Wild, Traceable, Sustainable. Western Australian Pearls prove the world is your oyster .
World’s First MSC Certified Pearls Confirms Sustainability of Intergenerational Fishery
In a ground-breaking move for sustainability certification, the Australian Pearl Producers Association (PPA) are the first wild pearl fishery in the world to achieve Marine Stewardship Council (MSC) certification. The fishery was awarded the third-party certification after an 18-month assessment period carried out by SCS Global Services.
“In Australia, we’ve been culturing pearls from pearl oysters for over 50 years, and for us, marine stewardship and sustainability has always been at the centre of our pearling operations. With the MSC certification we can now demonstrate this sustainable practice because our fishery has been assessed against the world’s most recognised, science based marine stewardship standard, and has been certified sustainable against it.” says Aaron Irving, Chief Executive of the Pearl Producers Association.
The pristine waters stretching from Exmouth Gulf around to the Northern Territory constitutes the world’s most significant wild harvest pearl fishery, for this is home for the Pinctada maxima or silver-lipped pearl oyster.
The Australia silver lipped pearl oyster fishery, located primarily off Eighty Mile Beach, in Western Australia has been in production for 150 years and is the only wild pearl oyster fishery of its type in the world. The fishery is part of the Western Australian State Government’s third party certification project allowing access for all WA fisheries to be assessed against the MSC Standard for Sustainable Fishing.
“The pearl fishery is yet another world first out of Western Australia and a true step into uncharted territory for the MSC. In addition to pearl oyster meat carrying the blue MSC ecolabel, we look forward to the possibility of seeing the sustainability tick on mother of pearl and pearls within key markets in the region,” notes Anne Gabriel, MSC Program Director Oceania.
This fishery is the first of its kind to be certified, extending the principle of sustainability from harvesting seafood to harvesting pearl oysters and their pearls for jewellery.
The fishery is the second most valuable fishery in Western Australia, contributing a significant amount to the country’s economy.
“This is an important fishery for the Western Australian economy, with product extending from Australia to Japan, Hong Kong, the USA and Europe. Pearl oyster meat will start using the MSC blue label immediately as its credibility, rigour and traceability in Asian markets is highly regarded,” adds Guy Leyland, MSC Project Coordinator for Western Australia Fishing Industry Council (WAFIC).
The Paspaley IV, a state-of-the-art pearling vessel.

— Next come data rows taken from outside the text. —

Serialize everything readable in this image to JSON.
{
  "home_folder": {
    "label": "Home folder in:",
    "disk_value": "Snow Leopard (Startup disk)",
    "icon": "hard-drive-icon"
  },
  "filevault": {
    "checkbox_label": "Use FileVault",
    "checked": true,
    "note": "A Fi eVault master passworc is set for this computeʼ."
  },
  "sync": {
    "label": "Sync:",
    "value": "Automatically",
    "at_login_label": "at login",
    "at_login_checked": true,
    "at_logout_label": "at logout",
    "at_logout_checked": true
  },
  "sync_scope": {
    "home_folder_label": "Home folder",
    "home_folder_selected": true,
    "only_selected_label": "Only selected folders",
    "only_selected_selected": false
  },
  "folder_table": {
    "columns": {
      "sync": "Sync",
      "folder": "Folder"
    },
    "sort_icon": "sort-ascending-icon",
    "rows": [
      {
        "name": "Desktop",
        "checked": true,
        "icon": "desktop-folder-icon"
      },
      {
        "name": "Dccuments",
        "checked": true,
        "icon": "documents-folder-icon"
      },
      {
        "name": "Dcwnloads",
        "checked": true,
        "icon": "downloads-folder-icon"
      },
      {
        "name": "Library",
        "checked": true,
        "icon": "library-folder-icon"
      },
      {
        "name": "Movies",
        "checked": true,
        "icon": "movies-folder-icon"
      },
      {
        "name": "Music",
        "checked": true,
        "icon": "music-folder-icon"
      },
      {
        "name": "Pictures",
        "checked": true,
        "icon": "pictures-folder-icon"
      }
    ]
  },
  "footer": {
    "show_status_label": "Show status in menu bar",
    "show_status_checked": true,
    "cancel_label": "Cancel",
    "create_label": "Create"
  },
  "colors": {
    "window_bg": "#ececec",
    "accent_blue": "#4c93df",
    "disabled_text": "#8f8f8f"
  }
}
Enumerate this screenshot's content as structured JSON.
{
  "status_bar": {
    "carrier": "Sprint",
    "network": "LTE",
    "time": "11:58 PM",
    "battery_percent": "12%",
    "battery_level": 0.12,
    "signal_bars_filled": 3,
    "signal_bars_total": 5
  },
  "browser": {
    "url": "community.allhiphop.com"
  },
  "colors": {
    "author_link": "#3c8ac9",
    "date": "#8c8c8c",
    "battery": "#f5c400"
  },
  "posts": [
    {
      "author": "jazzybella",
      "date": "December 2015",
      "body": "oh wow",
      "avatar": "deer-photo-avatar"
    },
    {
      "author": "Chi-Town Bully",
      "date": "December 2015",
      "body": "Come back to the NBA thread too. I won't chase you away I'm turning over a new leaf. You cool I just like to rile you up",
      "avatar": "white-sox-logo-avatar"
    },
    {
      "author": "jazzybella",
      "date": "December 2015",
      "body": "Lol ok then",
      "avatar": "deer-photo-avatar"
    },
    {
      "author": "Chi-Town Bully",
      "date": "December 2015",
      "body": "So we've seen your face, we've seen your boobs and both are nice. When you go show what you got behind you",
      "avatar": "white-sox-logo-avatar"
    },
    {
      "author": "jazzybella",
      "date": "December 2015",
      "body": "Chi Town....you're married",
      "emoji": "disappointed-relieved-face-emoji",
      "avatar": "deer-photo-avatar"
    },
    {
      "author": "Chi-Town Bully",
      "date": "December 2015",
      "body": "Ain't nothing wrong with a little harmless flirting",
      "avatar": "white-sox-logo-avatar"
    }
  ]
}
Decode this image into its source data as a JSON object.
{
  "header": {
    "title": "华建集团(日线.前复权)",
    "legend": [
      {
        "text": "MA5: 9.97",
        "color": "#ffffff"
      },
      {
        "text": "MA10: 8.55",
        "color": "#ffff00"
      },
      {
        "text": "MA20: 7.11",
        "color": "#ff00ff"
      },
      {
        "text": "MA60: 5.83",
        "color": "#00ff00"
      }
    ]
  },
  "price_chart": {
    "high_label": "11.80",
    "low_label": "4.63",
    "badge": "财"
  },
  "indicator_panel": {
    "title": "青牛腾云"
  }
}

“More and more consumers are looking for sustainability credentials from their favourite brands, whether its clothing, food or jewellery, MSC allows producers to display their sustainability credentials through third party certification. Australia’s fishing industry is well placed in having the foresight to leverage the value behind an international, science and market based mechanism - namely the social license to operate, increased credibility, enhanced reputation and these days as we increasingly see, access to various markets around the world that value accountability and traceability.
It’s especially important for the Western Australian pearls, which operate out of the Kimberly, in far north west Australia, an area that is highly regarded for its environmental and cultural significance,” adds Gabriel.
The pearl fishery joins 313 MSC certified fisheries globally, landing 12% of wild marine seafood. The West Australian pearl oyster is one of over 20 MSC certified species caught in Australia.
About Paspaley Pearling Company
A family-owned company, its links with WA go back to 1919 when the Paspaley family migrated from Greece. Soon after, they became deeply involved in pearling.
In 1932, Nicholas Paspaley, then just 19, was at the helm of his own pearling lugger. Not long after he found a large natural pearl that turned out to be three times the value of his lugger. He later founded the Paspaley Pearling Company.